Kualitas hakim agung perlu terus ditingkatkan. Meskipun pokok tugas hakim agung adalah memutus perkara di tingkat kasasi, posisinya sebagai pejabat negara dan sekaligus pegawai negeri sipil membawa implikasi pada pola hubungan birokrasi dan institusionalisasi perilaku maupun kemandirian hakim agung dalam proses peradilan. Di sinilah perilaku hakim agung berada di dua titik subjektif yaitu personal dan kelembagaan. Secara empiris sering ada gap pada dualisme posisi itu. Ekspektasi masyarakat terhadap hakim agung sangat tinggi. Masyarakat jangan dikecewakan terus-menerus.
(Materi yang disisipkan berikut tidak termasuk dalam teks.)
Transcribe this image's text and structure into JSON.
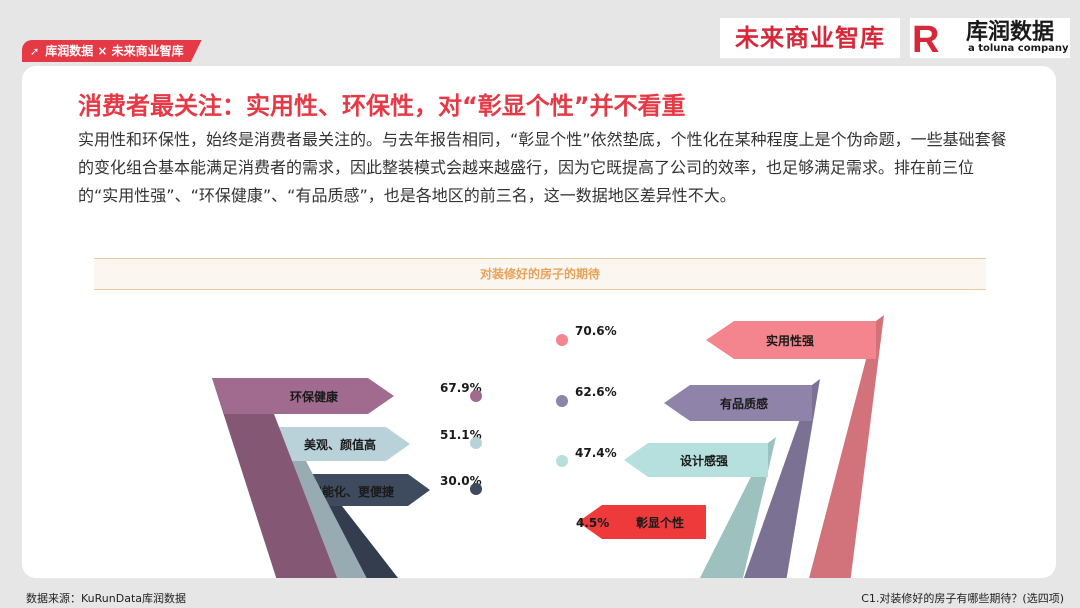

Misal, hakim agung membebaskan atau menjatuhkan hukuman ringan bagi koruptor atau pengedar narkoba. Argumentasi hukum legal-posivistik semata dapat dicurigai sebagai ketidakprofesionalan atau ketidakjujuran. Perilaku demikian bisa berujung pada ketidakpercayaan masyarakat (public distrust).Tampilnya hakim-hakim agung yang berkualitas pasti berkorelasi dengan kualitas keadilan. Karena itu, proses seleksi hakim agung hendaknya mampu mendapatkan manusia yang benar-benar agung (luar biasa).

Sosok mantan hakim agung Bismar adalah cermin bagi para hakim agung kini dan masa depan. Kebeningan hati nurani selalu menjadi andalan setiap kali menjatuhkan putusan. Berani melawan arus demi tegaknya keadilan substantif. Semasa menjadi hakim agung kerap melakukan terobosan hukum. Ia pun tak mau diintervensi siapa pun dalam menjatuhkan putusan, termasuk oleh atasannya. Kita berharap KY dan MA mampu melahirkan generasi penerus Bismar Siregar. Wallahu’alam bishawab.